From CIT film course... to an IFTA nomination

Ahead of the Irish Film and Television Awards this weekend  Cork director Shaun O’Connor tells JENNIFER HORGAN about his love for film as his short A White Horse is up for an award
From CIT film course... to an IFTA nomination

A scene from A White Horse, directed by Corkman Shaun O’Connor (inset), which is up for an IFTA award this weekend

DIRECTOR Shaun O’Connor, who is up for an IFTA this weekend, came to film relatively late, making his first short in his late twenties. He’s made the most of his talent since.

His work has screened and won awards at festivals around the world. In 2020, Shaun was nominated for the Virgin Dublin Film Festival Discovery Award and his short film A White Horse was nominated for best short at this Saturday’s IFTA awards.

A White Horse tells the story of Bridget, a scared young girl who has escaped a mental institution. The reason for her incarceration: a romantic relationship with a fellow schoolgirl. 

Filmed in Cork city and county, the story explores how mental hospitals were once used as catch-alls for people considered ‘troublesome’ or ‘abnormal’, and touches on themes of mental health and homosexuality in the 1970s.

The film stars Cora Fenton (The Young Offenders) and newcomer Amber Deasy and was made with the Screen Directors Guild of Ireland ARRI Take Award.

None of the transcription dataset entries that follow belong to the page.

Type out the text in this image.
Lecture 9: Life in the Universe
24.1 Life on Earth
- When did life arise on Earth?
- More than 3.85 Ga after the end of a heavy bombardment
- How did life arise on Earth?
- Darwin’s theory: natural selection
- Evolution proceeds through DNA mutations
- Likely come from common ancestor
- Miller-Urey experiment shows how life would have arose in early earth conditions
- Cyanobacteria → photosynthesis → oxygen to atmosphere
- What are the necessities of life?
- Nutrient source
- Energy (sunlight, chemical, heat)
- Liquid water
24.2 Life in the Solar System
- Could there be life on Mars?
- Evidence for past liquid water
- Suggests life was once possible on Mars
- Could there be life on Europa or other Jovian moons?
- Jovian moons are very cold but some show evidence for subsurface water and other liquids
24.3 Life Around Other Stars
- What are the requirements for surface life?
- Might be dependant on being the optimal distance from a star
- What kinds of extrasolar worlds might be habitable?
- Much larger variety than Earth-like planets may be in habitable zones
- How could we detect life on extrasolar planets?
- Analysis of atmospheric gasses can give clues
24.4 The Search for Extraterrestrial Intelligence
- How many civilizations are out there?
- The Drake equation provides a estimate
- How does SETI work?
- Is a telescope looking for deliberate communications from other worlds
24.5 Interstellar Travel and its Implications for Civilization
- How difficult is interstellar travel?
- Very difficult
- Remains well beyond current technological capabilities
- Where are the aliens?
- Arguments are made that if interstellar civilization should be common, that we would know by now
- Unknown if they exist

Shaun was inspired to tell the story after discovering that gay conversion therapy was widespread in the British Isles in the ’60s and ’70s, and incredibly, is still legal in the UK and Ireland.

Online Awards

The IFTAS won’t be happening in person on Saturday; it will be a virtual event, broadcast on Virgin Media. O’Connor is certainly proud to be nominated and keen to mention those involved. He worked closely with writer Paul Cahill, producer Sinéad Barry and director of photography Jass Foley. It has been a great success story for the gifted team.

A White Horse was made three years ago and is still getting recognised, which is a delight to O’Connor and others involved in the film. “It’s atypical for a short to have that much of a run,” he says. “It has been screened at numerous festivals around the world and has also been invited to some which is always a thrill. We’ve delayed putting it online for that reason.”

The Film-maker

Shaun came to his career via a circuitous route, but it was always in him. He recalls being obsessed with film as a child, his parents often dragging him from the TV.

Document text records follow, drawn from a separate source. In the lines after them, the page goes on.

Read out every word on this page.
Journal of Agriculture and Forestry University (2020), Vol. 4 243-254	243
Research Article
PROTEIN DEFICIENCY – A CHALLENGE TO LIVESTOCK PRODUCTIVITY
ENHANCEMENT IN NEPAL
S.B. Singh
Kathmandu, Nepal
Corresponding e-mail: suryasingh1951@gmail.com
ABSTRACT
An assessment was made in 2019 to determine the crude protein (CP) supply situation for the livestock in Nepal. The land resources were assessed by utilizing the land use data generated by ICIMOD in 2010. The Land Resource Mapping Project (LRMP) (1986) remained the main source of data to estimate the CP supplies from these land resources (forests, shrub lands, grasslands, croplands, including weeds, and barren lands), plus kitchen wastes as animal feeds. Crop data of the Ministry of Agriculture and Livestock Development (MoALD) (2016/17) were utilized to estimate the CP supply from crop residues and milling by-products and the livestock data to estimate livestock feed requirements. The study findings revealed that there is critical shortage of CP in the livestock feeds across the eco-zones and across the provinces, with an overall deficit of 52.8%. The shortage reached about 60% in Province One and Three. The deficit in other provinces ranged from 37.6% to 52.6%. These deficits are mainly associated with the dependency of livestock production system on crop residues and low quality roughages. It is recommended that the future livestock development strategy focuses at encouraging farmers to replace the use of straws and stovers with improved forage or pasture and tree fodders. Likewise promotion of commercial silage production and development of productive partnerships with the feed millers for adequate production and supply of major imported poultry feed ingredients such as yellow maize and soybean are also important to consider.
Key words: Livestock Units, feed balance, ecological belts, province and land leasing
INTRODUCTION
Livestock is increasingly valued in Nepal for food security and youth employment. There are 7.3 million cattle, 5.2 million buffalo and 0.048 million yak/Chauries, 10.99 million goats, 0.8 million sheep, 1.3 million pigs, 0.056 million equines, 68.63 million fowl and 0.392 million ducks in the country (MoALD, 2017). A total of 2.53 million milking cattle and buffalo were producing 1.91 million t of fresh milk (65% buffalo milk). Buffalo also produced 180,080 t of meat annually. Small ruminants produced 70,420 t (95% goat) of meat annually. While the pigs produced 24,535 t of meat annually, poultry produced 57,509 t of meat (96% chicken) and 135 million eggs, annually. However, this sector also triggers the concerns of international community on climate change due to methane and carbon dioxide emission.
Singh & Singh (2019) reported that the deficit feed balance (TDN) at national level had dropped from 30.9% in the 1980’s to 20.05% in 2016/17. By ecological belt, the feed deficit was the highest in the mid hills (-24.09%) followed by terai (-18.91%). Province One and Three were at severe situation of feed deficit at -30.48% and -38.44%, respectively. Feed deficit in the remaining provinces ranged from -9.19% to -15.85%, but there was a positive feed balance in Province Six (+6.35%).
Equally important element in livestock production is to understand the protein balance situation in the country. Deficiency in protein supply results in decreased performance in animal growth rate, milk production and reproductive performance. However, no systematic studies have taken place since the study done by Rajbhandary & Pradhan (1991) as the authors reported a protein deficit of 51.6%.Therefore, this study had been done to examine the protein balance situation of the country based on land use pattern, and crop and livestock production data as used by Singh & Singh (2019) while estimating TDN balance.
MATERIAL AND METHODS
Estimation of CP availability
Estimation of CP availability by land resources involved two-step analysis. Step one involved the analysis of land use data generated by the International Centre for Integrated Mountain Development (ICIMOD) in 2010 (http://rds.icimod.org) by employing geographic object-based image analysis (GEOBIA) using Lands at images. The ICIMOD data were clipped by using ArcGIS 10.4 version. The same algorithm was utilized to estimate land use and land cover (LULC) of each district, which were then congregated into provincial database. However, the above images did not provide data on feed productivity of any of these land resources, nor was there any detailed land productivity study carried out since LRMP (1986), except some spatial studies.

“Seeing Jurassic Park was really formative. I’m still in awe of Spielberg. I was born the same day Raiders of the Lost Arc came out. The guy is still making incredible films, 40 years on. I look back at films like Jaws and I’m spellbound. He was 27 then, a master director, and he’s still going strong.”

There’s certainly a bit of stardust about O’Connor, but what’s more apparent is his devotion to the craft of filmmaking.

“Initially, I didn’t understand the process of making a film but when I completed a module on film in what was then CIT, I realised it was possible. I could put these things together.

“I made a ten-minute documentary about the connections between UFO sightings and the folklore of Kerry. I mean, it wasn’t Citizen Kane, but it was good enough for a first try.’

O’Connor went on to complete a Masters in film in UCC.

‘Then I just asked myself, well, are you going to do this? So, I went out, bought a cheap Sony handycam and started doing sketches on social media. I did a feature film then which was a baptism of fire, but it still got screened at the Cork Film Festival.”

Rounded Professional

O Connor’s slow arrival to the world of film is matched by his attention to detail. He explains that he’s recently taken up acting. I suggest that he might want to star in a future film.

“Oh God no, I wouldn’t do that to you,” he laughs, “no, it’s just that through my training I learned all the technical parts of a making a film. I have that language but what I lacked was a confidence in speaking with actors. I’d say bland, general things like ‘make it bigger’ and I could tell I wasn’t getting the best from them. So, I’ve been taking acting classes with Tom Kibbe, who has worked with the best. It has made a huge difference to my process. It puts actors at their ease, and it means we can collaborate in a safe space where everyone is communicating clearly.

Creating in Ireland

O’Connor touches on the impact of Covid on creatives. “There have been fewer small budget films created. For a low budget venture, you couldn’t put people at risk. It was easier for big budget companies as they could afford to do whatever needed to be done. For independent filmmakers, it was very different.”

However, he’s keen to point out Ireland’s a good place to work as a filmmaker.

“Yes, film is well supported through various grants and awards and funding schemes. It’s a lot easier here than it might be in places like America where there is no overarching cinema fund. It’s also a relatively small industry so you get to know people and going to various festivals is a great way of doing that,”

O’Connor is very open to creating films abroad but up until now, Ireland has been his setting. “Whatever the genre, there is so much in the mindset to explore. It is such a rich scene. A White Horse captures an Ireland on the cusp of massive cultural change. The characters are at the epicentre of that. Irish culture is fascinating, and I suppose it always helps to write about what you know.”

The 2022 IFTA Awards Ceremony will be broadcast on Virgin Media One on Saturday 12 March.